Shown here with Basil Bread.
The mushrooms and soy sauce in this recipe combine in this recipe to lend a savoriness and body that is often lacking in vegetable-only soups. If you scrub the vegetables before paring, all of the peelings and ends (potatoes excepted) can be used for stock; keep a container close by as you do your chopping. I made a stock with only the scraps from this soup, half an onion, and a rather sad carrot, and it was one of the best stock pots I've ever put together. The leek greens can either go into the stock pot, or in tomorrow's macaroni and cheese.

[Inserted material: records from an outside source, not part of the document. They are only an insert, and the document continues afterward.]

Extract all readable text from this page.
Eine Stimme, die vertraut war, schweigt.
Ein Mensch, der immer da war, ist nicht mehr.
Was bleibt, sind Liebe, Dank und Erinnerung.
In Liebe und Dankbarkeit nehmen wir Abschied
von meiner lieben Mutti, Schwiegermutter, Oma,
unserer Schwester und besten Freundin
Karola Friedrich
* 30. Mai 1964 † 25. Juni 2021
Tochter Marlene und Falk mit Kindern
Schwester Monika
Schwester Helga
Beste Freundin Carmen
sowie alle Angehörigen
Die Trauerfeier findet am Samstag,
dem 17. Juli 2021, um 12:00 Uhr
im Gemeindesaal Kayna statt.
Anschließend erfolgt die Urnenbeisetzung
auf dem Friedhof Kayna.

Source: Cooks Illustrated Nov & Dec 2011.
- ⅛ oz dried porcini mushrooms, ground into a fine meal
- 8 sprigs fresh parsley plus 3 T chopped
- 4 sprigs fresh thyme
- 1 bay leaf
- 2 T butter
- 1½ lbs leeks, light parts only, sliced ½" thick and washed
- 2 carrots, peeled and cut into ½" pieces
- 2 ribs celery, cut into ¼" pieces
- ⅓ c dry white wine
- 2 tsp soy sauce
- 6 c water
- 4 c vegetable broth
- ½ c pearl barley
- 1 garlic clove, peeled and crushed
- 1½ lbs gold potatoes, peeled and cut into ½" pieces
- 1 turnip, peeled and cut into ¾" pieces
- 1½ c chopped cabbage
- 1 c frozen peas
- 1 tsp lemon juice
Using kitchen twine, tie together parsley, thyme, and bay leaf. Melt butter in 6-quart or larger pot; add leeks, carrots, celery, wine, soy sauce, and 2 tsp salt. Cook over medium heat, stirring occasionally, until liquid has evaporated and celery is softened, about 10 minutes.
Add water, broth, barley, herb bundle, garlic, and porcini powder (reserve remaining for another use); increase heat and bring to a boil. Reduce heat and simmer, partially covered, for 25 minutes.
Add potatoes, turnip, and cabbage; continue to simmer until tender and barley is cooked, 20 minutes.
Remove from heat and remove herb bundle. Stir in peas, lemon juice and remaining parsley; salt and pepper to taste.